I wish I could recreate the magic of her fingers ploughing through my hair, my loyal strands parting ways to ensconce her slender digits, the embrace of the tuft extending to my arms that held her legs, as I rested my chin in the cradle of her lap. She refused to be embarrassed by the moon making a full appearance and staring shamelessly at the wanton display of amour, or the stars mischievously winking at each other enjoying the spectacle. We had shut out the universe, seeking refuge in each other’s irises, content in the world that had formed in the circle of our arms.

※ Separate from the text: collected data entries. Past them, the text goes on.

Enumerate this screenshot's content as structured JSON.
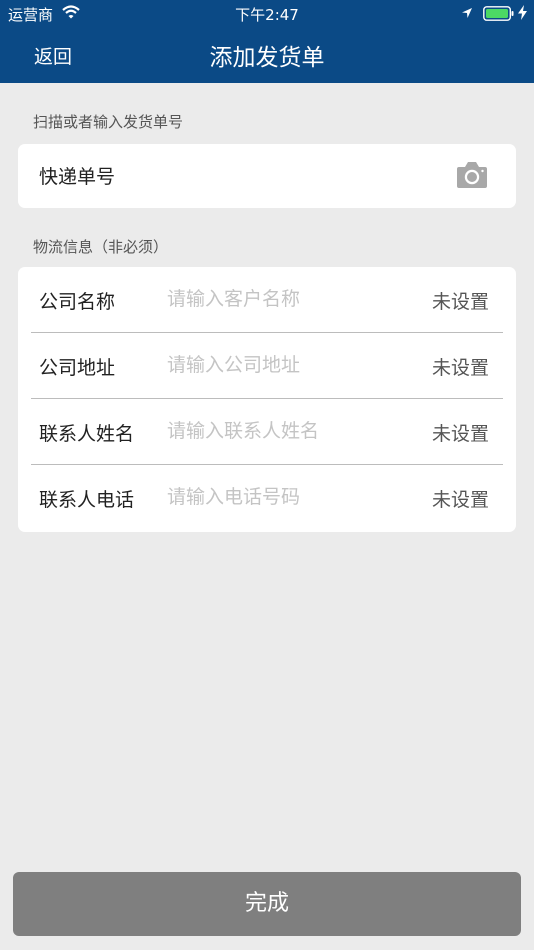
{
  "status_bar": {
    "carrier": "运营商",
    "time": "下午2:47"
  },
  "nav": {
    "back_label": "返回",
    "title": "添加发货单"
  },
  "scan_section": {
    "label": "扫描或者输入发货单号",
    "tracking_label": "快递单号"
  },
  "info_section": {
    "label": "物流信息（非必须）",
    "rows": [
      {
        "label": "公司名称",
        "placeholder": "请输入客户名称",
        "value": "",
        "status": "未设置"
      },
      {
        "label": "公司地址",
        "placeholder": "请输入公司地址",
        "value": "",
        "status": "未设置"
      },
      {
        "label": "联系人姓名",
        "placeholder": "请输入联系人姓名",
        "value": "",
        "status": "未设置"
      },
      {
        "label": "联系人电话",
        "placeholder": "请输入电话号码",
        "value": "",
        "status": "未设置"
      }
    ]
  },
  "footer": {
    "done_label": "完成"
  },
  "colors": {
    "nav_bg": "#0b4a86",
    "page_bg": "#ebebeb",
    "done_bg": "#7f7f7f",
    "battery": "#4cd964"
  }
}
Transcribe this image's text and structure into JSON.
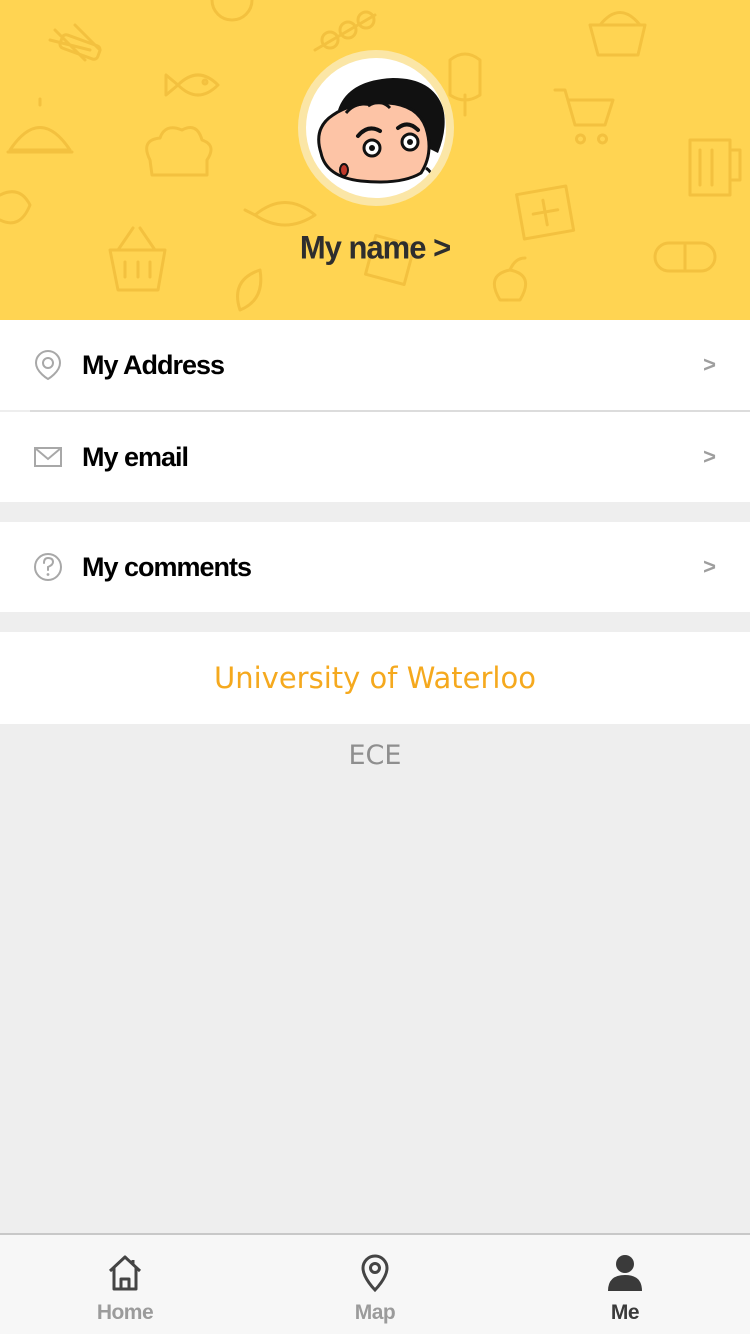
{
  "header": {
    "name_label": "My name >",
    "background_color": "#ffd452"
  },
  "menu": {
    "items": [
      {
        "label": "My Address",
        "icon": "location-pin-icon",
        "chevron": ">"
      },
      {
        "label": "My email",
        "icon": "envelope-icon",
        "chevron": ">"
      },
      {
        "label": "My comments",
        "icon": "question-circle-icon",
        "chevron": ">"
      }
    ]
  },
  "footer_info": {
    "university": "University of Waterloo",
    "university_color": "#f5a91e",
    "department": "ECE"
  },
  "tabbar": {
    "tabs": [
      {
        "label": "Home",
        "icon": "home-icon",
        "active": false
      },
      {
        "label": "Map",
        "icon": "map-pin-icon",
        "active": false
      },
      {
        "label": "Me",
        "icon": "person-icon",
        "active": true
      }
    ]
  }
}
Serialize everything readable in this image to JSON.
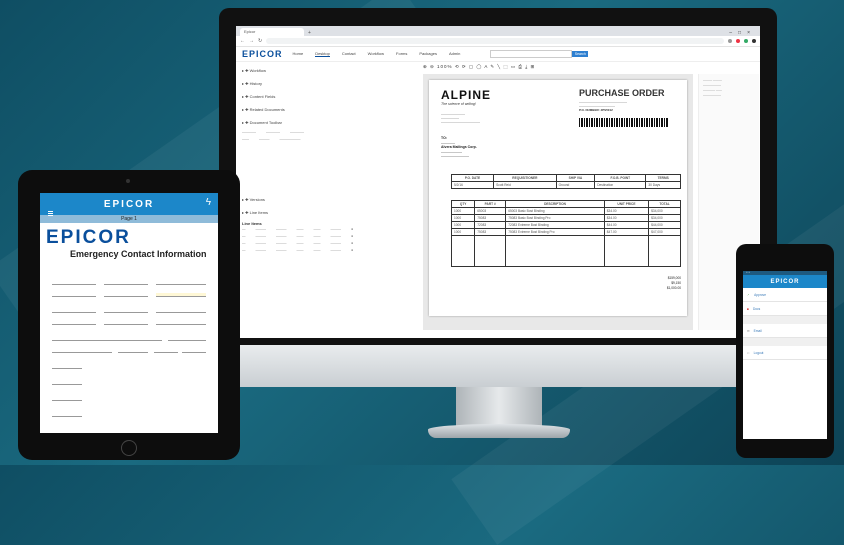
{
  "monitor": {
    "browser_tab": "Epicor",
    "app_logo": "EPICOR",
    "menu": [
      "Home",
      "Desktop",
      "Contact",
      "Workflow",
      "Forms",
      "Packages",
      "Admin"
    ],
    "search_button": "Search",
    "tree_items": [
      "Workflow",
      "History",
      "Content Fields",
      "Related Documents",
      "Document Toolbar",
      "Versions",
      "Line Items"
    ],
    "line_items_label": "Line Items",
    "doc_toolbar_zoom": "100%",
    "document": {
      "vendor_logo": "ALPINE",
      "tagline": "The science of writing!",
      "title": "PURCHASE ORDER",
      "po_number_label": "P.O. NUMBER: 4PS5012",
      "to_label": "TO:",
      "to_company": "Alvera Mailings Corp.",
      "header_columns": [
        "P.O. DATE",
        "REQUISITIONER",
        "SHIP VIA",
        "F.O.B. POINT",
        "TERMS"
      ],
      "header_values": [
        "5/2/16",
        "Scott Reid",
        "Ground",
        "Destination",
        "30 Days"
      ],
      "line_columns": [
        "QTY",
        "PART #",
        "DESCRIPTION",
        "UNIT PRICE",
        "TOTAL"
      ],
      "lines": [
        [
          "1000",
          "65003",
          "65003 Basic Bost Binding",
          "$34.00",
          "$34,000"
        ],
        [
          "1000",
          "75083",
          "75083 Basic Bost Binding Pro",
          "$34.00",
          "$34,000"
        ],
        [
          "1000",
          "72083",
          "72083 Extreme Bost Binding",
          "$44.00",
          "$44,000"
        ],
        [
          "1000",
          "75083",
          "75083 Extreme Bost Binding Pro",
          "$47.00",
          "$47,000"
        ]
      ],
      "subtotal": "$159,000",
      "tax": "$9,150",
      "shipping": "$1,000.00"
    }
  },
  "tablet": {
    "header_title": "EPICOR",
    "page_label": "Page 1",
    "logo": "EPICOR",
    "form_title": "Emergency Contact Information"
  },
  "phone": {
    "header_title": "EPICOR",
    "menu_items": [
      "Approve",
      "Docs",
      "Email",
      "Logout"
    ]
  },
  "colors": {
    "background": "#0f4e63",
    "epicor_blue": "#0a4f9c",
    "header_blue": "#1c87c9"
  }
}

The stem cut through the dark waters and the foxle dipped menacingly lower spraying my senses with ice cold water, snapping me out of my reverie and washing away the magical moment that never belonged to me. The miles that my ship left behind the port seemed, but a lazy drift, compared to the distance that we had sailed apart in the last couple of months. My voyage now had a destination, my path a charted course. I was a brilliant navigator and my eternal friends, the stars never failed me. But how did they fail me at my birth? How is it that I failed to chart their path, which would have convinced her parents, that the stars never foretold any calamity that would befall them? It would be sacrilegious to even assume that the stars would not stand us in good stead, because they were my only true friends? Many a time, they had held my hand and guided me to safety when the miracles of technology had failed me. Many a nights we have spent in each others company, talking about the weather and the swells of the oceans.
But how were we to know that we would be such great friends when I was born. How were they to know that my mother had heralded my arrival and that they should rally around to welcome their future friend? It is not their fault. I looked at them now, resplendent in their golden coats, seeking guidance for my current voyage, forgiving them for their betrayal in my search for a soul mate. I winked back at them, my eyelids forcing out a tear drop in its effort, my weak smile engaged in replacing memories with thoughts of a new port.